“The Blue Book say’s we’ve got to go out, and it doesn’t say a damn thing about having to come back.” Captain Patrick Etheridge, keeper of the Cape Hatteras Life Saving Station.
That could be the motto of space exploration. Not everyone will survive. That is why, in this excerpt from Cyan, Ramananda Rao is making this report. You will note that I have suppressed a name to avoid a spoiler.
from the Logs of the Darwin/Cyan Expedition
S.Y. 601, Day 239 (corrected)
entry by Ramananda Rao, acting geologist
at Venturi StationToday, everything changed. Our entire outlook on our work and on Cyan can never be the same again.
We have been at Venturi station for three weeks now, doing the work *** should have done. The working conditions are miserable. We are too far south and the land is too hot. We arrange to work by the light of Procyon’s lesser companion, or early in Cyan’s morning, but still the heat is stifling. Since I arrived here with Viki Johanssen, we have worked like dogs, taking core samples with our mole to map the extent of this ore field.
I can do the work; I have the training.

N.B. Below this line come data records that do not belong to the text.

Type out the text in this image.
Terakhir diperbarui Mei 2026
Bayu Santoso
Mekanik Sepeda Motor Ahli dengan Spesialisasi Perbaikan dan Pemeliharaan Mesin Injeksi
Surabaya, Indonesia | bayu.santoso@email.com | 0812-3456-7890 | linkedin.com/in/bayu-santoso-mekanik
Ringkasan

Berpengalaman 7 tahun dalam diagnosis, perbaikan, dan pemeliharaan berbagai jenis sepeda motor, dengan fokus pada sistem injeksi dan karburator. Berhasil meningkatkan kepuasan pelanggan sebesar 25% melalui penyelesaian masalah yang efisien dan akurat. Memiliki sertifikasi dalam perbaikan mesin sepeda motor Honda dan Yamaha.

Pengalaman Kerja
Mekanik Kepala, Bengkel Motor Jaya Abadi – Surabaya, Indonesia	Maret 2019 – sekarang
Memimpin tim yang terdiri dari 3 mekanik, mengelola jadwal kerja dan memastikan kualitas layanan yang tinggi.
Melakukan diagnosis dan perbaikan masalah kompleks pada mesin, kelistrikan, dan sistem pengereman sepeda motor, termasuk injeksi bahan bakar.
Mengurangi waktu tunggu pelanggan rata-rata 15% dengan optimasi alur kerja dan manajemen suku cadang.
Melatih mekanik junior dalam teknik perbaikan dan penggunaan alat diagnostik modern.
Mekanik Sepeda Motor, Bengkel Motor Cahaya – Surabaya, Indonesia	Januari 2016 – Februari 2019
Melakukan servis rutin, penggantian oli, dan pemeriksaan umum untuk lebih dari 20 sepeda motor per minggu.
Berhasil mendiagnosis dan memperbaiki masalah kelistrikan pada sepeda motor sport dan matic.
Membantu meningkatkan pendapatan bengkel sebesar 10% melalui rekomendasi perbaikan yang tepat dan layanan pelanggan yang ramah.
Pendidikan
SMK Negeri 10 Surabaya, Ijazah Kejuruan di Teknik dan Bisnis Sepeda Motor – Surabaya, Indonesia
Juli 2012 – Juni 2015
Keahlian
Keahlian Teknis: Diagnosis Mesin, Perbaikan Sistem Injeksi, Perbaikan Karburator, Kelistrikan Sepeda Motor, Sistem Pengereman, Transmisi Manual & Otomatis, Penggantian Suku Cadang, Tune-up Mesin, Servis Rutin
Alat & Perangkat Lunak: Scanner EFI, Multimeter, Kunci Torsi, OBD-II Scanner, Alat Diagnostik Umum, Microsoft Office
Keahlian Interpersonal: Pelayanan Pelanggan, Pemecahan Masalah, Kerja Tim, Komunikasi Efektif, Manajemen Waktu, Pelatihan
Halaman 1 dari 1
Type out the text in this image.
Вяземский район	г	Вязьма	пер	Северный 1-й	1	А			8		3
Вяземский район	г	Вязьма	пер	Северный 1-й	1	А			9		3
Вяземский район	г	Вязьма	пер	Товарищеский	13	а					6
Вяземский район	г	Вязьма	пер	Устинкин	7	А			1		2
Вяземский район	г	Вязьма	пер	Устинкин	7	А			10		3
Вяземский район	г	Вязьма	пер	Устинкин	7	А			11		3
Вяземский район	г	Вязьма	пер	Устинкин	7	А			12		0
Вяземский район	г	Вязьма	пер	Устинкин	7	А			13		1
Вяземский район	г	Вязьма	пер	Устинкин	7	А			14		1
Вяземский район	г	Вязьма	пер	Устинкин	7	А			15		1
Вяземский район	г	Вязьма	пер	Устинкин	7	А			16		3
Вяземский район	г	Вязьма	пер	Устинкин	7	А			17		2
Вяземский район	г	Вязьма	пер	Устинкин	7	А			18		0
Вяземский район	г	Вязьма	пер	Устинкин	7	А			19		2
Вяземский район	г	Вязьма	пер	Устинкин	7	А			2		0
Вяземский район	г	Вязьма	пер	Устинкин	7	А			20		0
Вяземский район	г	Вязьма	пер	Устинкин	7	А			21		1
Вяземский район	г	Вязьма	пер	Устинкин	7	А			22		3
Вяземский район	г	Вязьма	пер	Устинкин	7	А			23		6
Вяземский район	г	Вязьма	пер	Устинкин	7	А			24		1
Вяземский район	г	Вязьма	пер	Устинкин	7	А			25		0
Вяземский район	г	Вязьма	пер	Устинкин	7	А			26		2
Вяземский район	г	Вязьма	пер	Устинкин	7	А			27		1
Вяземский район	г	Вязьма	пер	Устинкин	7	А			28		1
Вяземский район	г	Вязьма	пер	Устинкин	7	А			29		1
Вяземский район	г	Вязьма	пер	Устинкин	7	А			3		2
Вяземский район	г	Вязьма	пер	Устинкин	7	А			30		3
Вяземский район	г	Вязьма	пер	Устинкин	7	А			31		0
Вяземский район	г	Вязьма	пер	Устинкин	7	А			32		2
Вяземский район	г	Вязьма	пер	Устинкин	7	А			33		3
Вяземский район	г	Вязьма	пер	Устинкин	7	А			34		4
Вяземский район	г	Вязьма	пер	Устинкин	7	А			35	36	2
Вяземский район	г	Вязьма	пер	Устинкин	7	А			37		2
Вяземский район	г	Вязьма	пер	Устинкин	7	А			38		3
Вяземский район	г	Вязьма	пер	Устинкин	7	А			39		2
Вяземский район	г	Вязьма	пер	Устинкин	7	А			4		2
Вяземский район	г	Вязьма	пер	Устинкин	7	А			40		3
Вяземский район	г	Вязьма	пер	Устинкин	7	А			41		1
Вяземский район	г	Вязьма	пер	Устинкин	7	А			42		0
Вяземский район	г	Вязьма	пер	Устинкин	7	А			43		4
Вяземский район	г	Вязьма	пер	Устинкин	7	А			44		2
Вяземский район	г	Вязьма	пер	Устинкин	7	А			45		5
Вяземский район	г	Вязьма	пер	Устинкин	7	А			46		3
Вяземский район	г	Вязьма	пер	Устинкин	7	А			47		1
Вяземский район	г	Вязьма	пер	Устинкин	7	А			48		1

But I don’t have the inclination. I would much rather be studying the weather.
When I first saw that Cyan stands straight up in orbit, I thought it would be meteorologically barren. How wrong I was. True, it has no seasons, but her slow rotation brings daily temperature variations of almost seasonal proportions. Her storms are vast and powerful – and unpredictable.
Yet today, the weather and the ore fields became insignificant in a heartbeat when Viki leaned down to pick up a stone – and saw a row of flakes chipped away from one edge.
We are not alone here.
When the exploration of Cyan moves into colonization, humans will face critical choices. Our knowledge of ecological consequences will always be incomplete, but we understand enough to know how badly we can screw things up.
Humans will go to the stars. But cattle? Horses? Wheat? Cockroaches and boll weevils? The chances for ecological disaster are huge.
And what will we do if we find a species evolving toward human level intelligence, but not there yet? The explorers of Cyan will have to face that dilemma.